Schritt für Schritt zur Familienfreigabe

(Englisch von «MyMobileGenius» auf Youtube)

Leicht veränderte iTunes-Oberfläche

Merklich geändert hat sich im neuen iTunes 12 eigentlich nur die Menügestaltung. Die Liste mit Musik, Filmen, TV-Sendungen etc. auf der linken Seite ist weg. Man findet sie nun in Form einer Symbolleiste oben links im Fenster, die sich angenehmerweise anpassen lässt: Sie können sich beispielsweise die Symbole für Musik und Filme dauerhaft oben links anzeigen lassen, Apps aber nicht. Die übrigen Menü-Icons sind in einem Drop-down-Menü zu finden, aus dem sie sich mit der Maus für den individuellen Schnellzugriff auf die Symbolleiste ziehen lassen. Den iTunes-Store finden Sie neu in der Mitte der Navigationsleiste, rechts daneben haben Sie eine fix sichtbare Schaltfläche zum Login. In der Start-Ansicht werden kürzlich erworbene Titel zuerst angezeigt.
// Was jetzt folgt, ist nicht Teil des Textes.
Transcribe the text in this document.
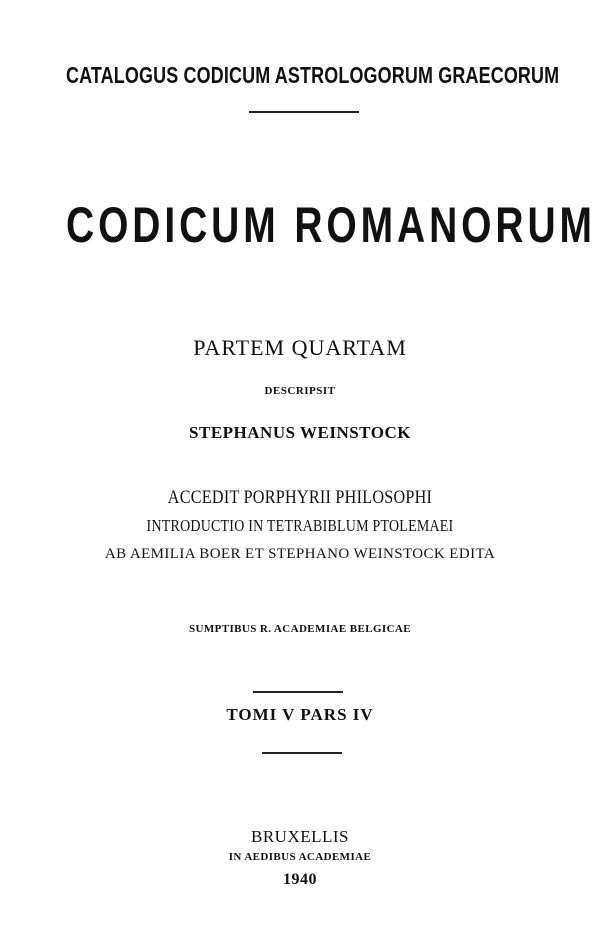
CATALOGUS CODICUM ASTROLOGORUM GRAECORUM
CODICUM ROMANORUM
PARTEM QUARTAM
DESCRIPSIT
STEPHANUS WEINSTOCK
ACCEDIT PORPHYRII PHILOSOPHI
INTRODUCTIO IN TETRABIBLUM PTOLEMAEI
AB AEMILIA BOER ET STEPHANO WEINSTOCK EDITA
SUMPTIBUS R. ACADEMIAE BELGICAE
TOMI V PARS IV
BRUXELLIS
IN AEDIBUS ACADEMIAE
1940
Neuerungen der iTunes-12-Oberfläche im Detail

(Auf Youtube von «CHIP»)

iTunes-Alternativen

Copy Trans Manager
JakPod
Clementine
Nightingale

Rätsel und Anekdoten

Die Zeitschrift Neon bietet in einer App einerseits ein Multiple-Choice-Rätsel mit kuriosen Behauptungen, von denen jeweils nur eine wahr ist. Andererseits: Wer gerade keine Lust zum «Quizzen» hat, kann sich auch unnützes Wissen aneignen. Die Wissensrubrik enthält Bizarres, Lustiges und Verstörendes, gesammelt aus der monatlichen Rubrik «Unnützes Wissen». Favoriten lassen sich mit Tippen auf ein Herzchen markieren. Wer will, kann einzelne Fakten via App auf Facebook und Twitter teilen.

«Neon unnützes Wissen» für Android kostenlos, die iOS-Version kostet Fr. 2.–.

Drahtlose Back-ups

Mit der «My Passport Wireless»-Festplatte von Western Digital lassen sich drahtlos über Wlan-Verbindung Back-ups erstellen. Das ist vor allem dann praktisch, wenn man Inhalte seines Smartphones oder anderer Mobilgeräte speichern oder abrufen will und kein Kabel dabei hat. Mit der App «WD My Cloud» (Android und iOS) auf Smartphone oder Tablet können Sie mit Ihren Dateien auf der «My Passport Wireless» interagieren. Zusätzlich verfügt die Festplatte über einen USB-3.0-Anschluss und einen SD-Kartenslot.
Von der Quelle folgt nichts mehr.